On the other hand, one conventional descriptive measures of dynamic contrast-enhanced MRI did prove to be indicative of clinically active disease, as there was a significant difference with the clinically inactive group. The added value of maximum enhancement for distinguishing clinically active versus clinically inactive disease in the JIA wrist is consistent with previous findings in the wrist affected by rheumatoid arthritis and the knee affected by JIA. However, these differences were significant on a group level; no value for an individual difference was shown in this study [8, 14, 23].

The validity of dynamic contrast-enhanced MRI and its potential relevance in JIA was further explored by the correlation with Juvenile Arthritis Disease Activity Score as a clinical measure for disease activity. The only measure reaching a moderate correlation was the enhancing volume, despite the lack of significant difference in enhancing volume between active and inactive disease. On the other hand, correlations between clinical measures and MRI are not expected to be very high, as both entities are considered more complementary than similar.

Feasibility of the chosen method for image acquisition with respect to the movement registration and positioning of the arm proved to be good. The movement registration algorithm visibly improved the image quality by correcting for possible movement occurring between scans. The risk of motion artifacts was also reduced by a relatively comfortable position for patients in our center undergoing MRI of the wrist in an open-bore 1.0-T magnet with the arm along the side of the body. Some other MRI systems might suffer from more motion artifacts, due to the required artifact-prone Superman-like position. In this case, the movement registration algorithms would be even more valuable. On the other hand, the arm along the side of the body also has its limitations, especially with respect to higher susceptibility to fold-over artifacts if the arm is not moved far away enough from the body.

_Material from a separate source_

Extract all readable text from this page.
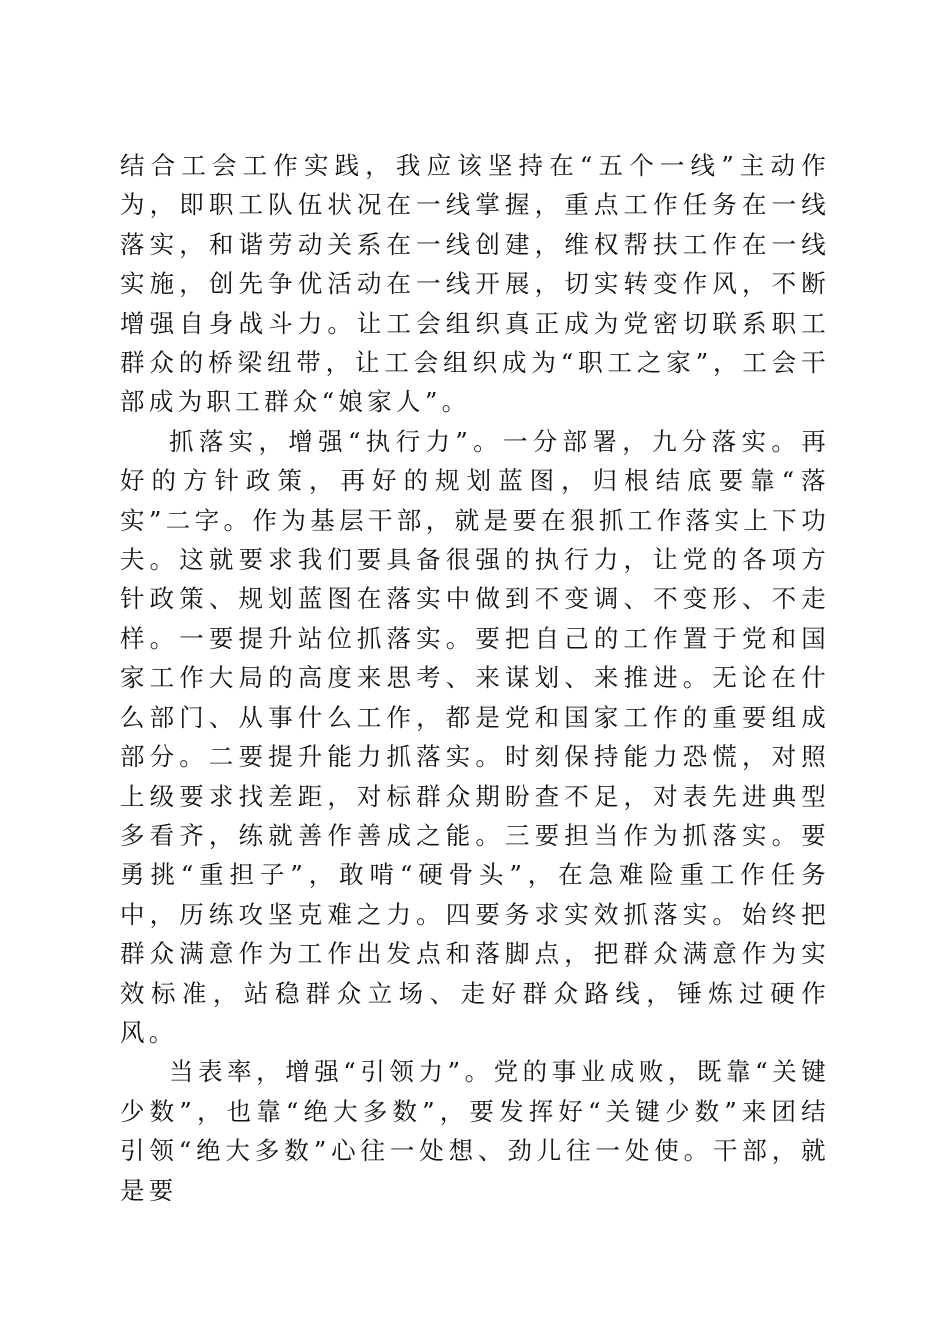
结合工会工作实践，我应该坚持在“五个一线”主动作为，即职工队伍状况在一线掌握，重点工作任务在一线落实，和谐劳动关系在一线创建，维权帮扶工作在一线实施，创先争优活动在一线开展，切实转变作风，不断增强自身战斗力。让工会组织真正成为党密切联系职工群众的桥梁纽带，让工会组织成为“职工之家”，工会干部成为职工群众“娘家人”。

抓落实，增强“执行力”。一分部署，九分落实。再好的方针政策，再好的规划蓝图，归根结底要靠“落实”二字。作为基层干部，就是要在狠抓工作落实上下功夫。这就要求我们要具备很强的执行力，让党的各项方针政策、规划蓝图在落实中做到不变调、不变形、不走样。一要提升站位抓落实。要把自己的工作置于党和国家工作大局的高度来思考、来谋划、来推进。无论在什么部门、从事什么工作，都是党和国家工作的重要组成部分。二要提升能力抓落实。时刻保持能力恐慌，对照上级要求找差距，对标群众期盼查不足，对表先进典型多看齐，练就善作善成之能。三要担当作为抓落实。要勇挑“重担子”，敢啃“硬骨头”，在急难险重工作任务中，历练攻坚克难之力。四要务求实效抓落实。始终把群众满意作为工作出发点和落脚点，把群众满意作为实效标准，站稳群众立场、走好群众路线，锤炼过硬作风。

当表率，增强“引领力”。党的事业成败，既靠“关键少数”，也靠“绝大多数”，要发挥好“关键少数”来团结引领“绝大多数”心往一处想、劲儿往一处使。干部，就是要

This most important limitation of this study is the fact that the clinical subgroups were unequally divided. Very few children with clinically inactive disease and previous wrist involvement had a clinical indication for MRI in our patient clinics, which led to a low number of children with inactive disease in our study and, therefore, underpowered statistical analysis. This equal distribution of subgroups deserves attention in future studies. Furthermore, the field strength of 1.0 T, chosen because of the geometrical advantage of the open scanner, could have influenced image quality (the signal intensity and temporal resolution is, in general, lower than on equivalent protocols in higher-field cylindrical scanner) and the results. Future dynamic contrast-enhanced MRI studies are preferably performed on machines with a field strength of 1.5 T or higher.

Conclusion

This study indicates that dynamic contrast-enhanced MRI is promising as a functional biomarker for children with JIA with wrist involvement and that descriptive parameters of dynamic contrast-enhanced MRI are better associated with clinical disease status of the wrist than time-intensity-curve shape analysis. Currently, the clinician treating children with JIA can use the maximum enhancement and enhancing volume as markers more suggestive of clinically active disease. Further implementation of dynamic contrast-enhanced MRI in clinical practice requires investigation of the possibilities of automated post-processing of the images, as well as the assessment of the added value for the individual child with JIA with respect to treatment and clinical course. This can be achieved by determining whether dynamic contrast-enhanced MRI is, for example, predictive of therapy response or long-term outcome.